“La fin de l’homme rouge” : un théâtre hors norme

— Par Roland Sabra —

« Montrer le monde dans ses détails pour être juste » Svetlana Alexievitch

La nostalgie d’un temps passé ne conduit pas à vouloir sa restauration. Le diptyque La fin de l’homme rouge construit à partir de « Dix histoires dans un intérieur rouge » et de « Dix histoires au milieu de nulle part » en est une très belle illustration. Le livre est l’aboutissement d’un travail de recueil, sur un quart de siècle, de témoignages que Svetlana Alexievitch (Prix Nobel de littérature 2015) est allée chercher, magnétophone à la main, dans le Caucase, dans le pays profond, dans cette Russie qui considère Moscou comme une capitale étrangère. Sa méthode : « poser des questions non sur la politique, mais sur l’amour, la jalousie, l’enfance, la vieillesse, sur la musique, les danses, les coupes de cheveux, sur les milliers de détails d’une vie. »

La première partie aborde la construction et l’écroulement du mythe fondateur du régime communiste à savoir l’homme nouveau, « l’Homo Sovieticus ». On retrouve cette idée forte de l’ adhésion à une idéologie se faisant sur le mode d’une croyance. La promesse des lendemains  radieux du communisme à mettre en regard avec celle d’un paradis dans l’au-delà. Loin de toute rationalité on est là encore dans le domaine de la pensée adhésive, de cette pensée qui refuse tout écart, tout interstice, toute possibilité d’introduire un doute. L’inexplicable à sa solution dans un ailleurs, un dieu quelconque. Ce dieu, peu importe son nom, est un produit du déni du manque : la plénitude existe, elle viendra, plus tard…

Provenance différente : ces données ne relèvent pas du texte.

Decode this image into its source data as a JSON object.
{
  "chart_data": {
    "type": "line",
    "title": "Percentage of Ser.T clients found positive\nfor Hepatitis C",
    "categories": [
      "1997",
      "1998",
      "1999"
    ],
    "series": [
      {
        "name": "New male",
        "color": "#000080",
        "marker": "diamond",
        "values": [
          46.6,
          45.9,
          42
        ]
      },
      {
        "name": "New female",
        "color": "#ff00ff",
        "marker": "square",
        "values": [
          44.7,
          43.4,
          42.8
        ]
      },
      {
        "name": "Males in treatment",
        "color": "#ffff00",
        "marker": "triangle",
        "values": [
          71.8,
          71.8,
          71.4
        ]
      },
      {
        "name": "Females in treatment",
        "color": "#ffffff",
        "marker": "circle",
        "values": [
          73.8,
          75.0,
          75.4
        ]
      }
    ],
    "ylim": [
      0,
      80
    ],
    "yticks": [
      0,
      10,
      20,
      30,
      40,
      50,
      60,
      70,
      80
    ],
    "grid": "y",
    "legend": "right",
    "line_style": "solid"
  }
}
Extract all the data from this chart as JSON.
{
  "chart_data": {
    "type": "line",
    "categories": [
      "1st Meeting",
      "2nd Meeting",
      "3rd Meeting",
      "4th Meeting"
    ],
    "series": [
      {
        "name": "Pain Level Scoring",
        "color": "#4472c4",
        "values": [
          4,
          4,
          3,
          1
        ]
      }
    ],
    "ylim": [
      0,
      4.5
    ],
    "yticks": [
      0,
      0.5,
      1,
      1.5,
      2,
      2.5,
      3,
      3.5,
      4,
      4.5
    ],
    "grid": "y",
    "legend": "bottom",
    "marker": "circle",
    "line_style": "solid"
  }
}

Il revenait du Goulag. Faute de lui rendre sa femme morte en déportation on lui redonnait sa carte du parti et tout était oublié. L’Aveu d’Artur London montrait comment un dirigeant communiste pouvait accepter sa condamnation à mort, tout aussi arbitraire fut-elle au nom de l’intérêt supérieur du Parti. Se laisser tuer en témoignage de sa foi plutôt que d’abjurer ainsi fait le martyr. Cette première partie porte sur l’histoire d’un mythe, sur les sacrifices consentis à sa réification. Des aurores éblouissantes de la perestroïka aux horreurs crépusculaires d’un capitalisme triomphant s’avance un défilé d’espérances trahies, de vestes retournées, de cyniques aux dents longues, de fortunes insensées accumulées par le pillage de l’État et la foule innombrables des laissés pour compte. D’un peu plus d’une heure elle renvoie à l’histoire, celle qui s’écrit avec la majuscule.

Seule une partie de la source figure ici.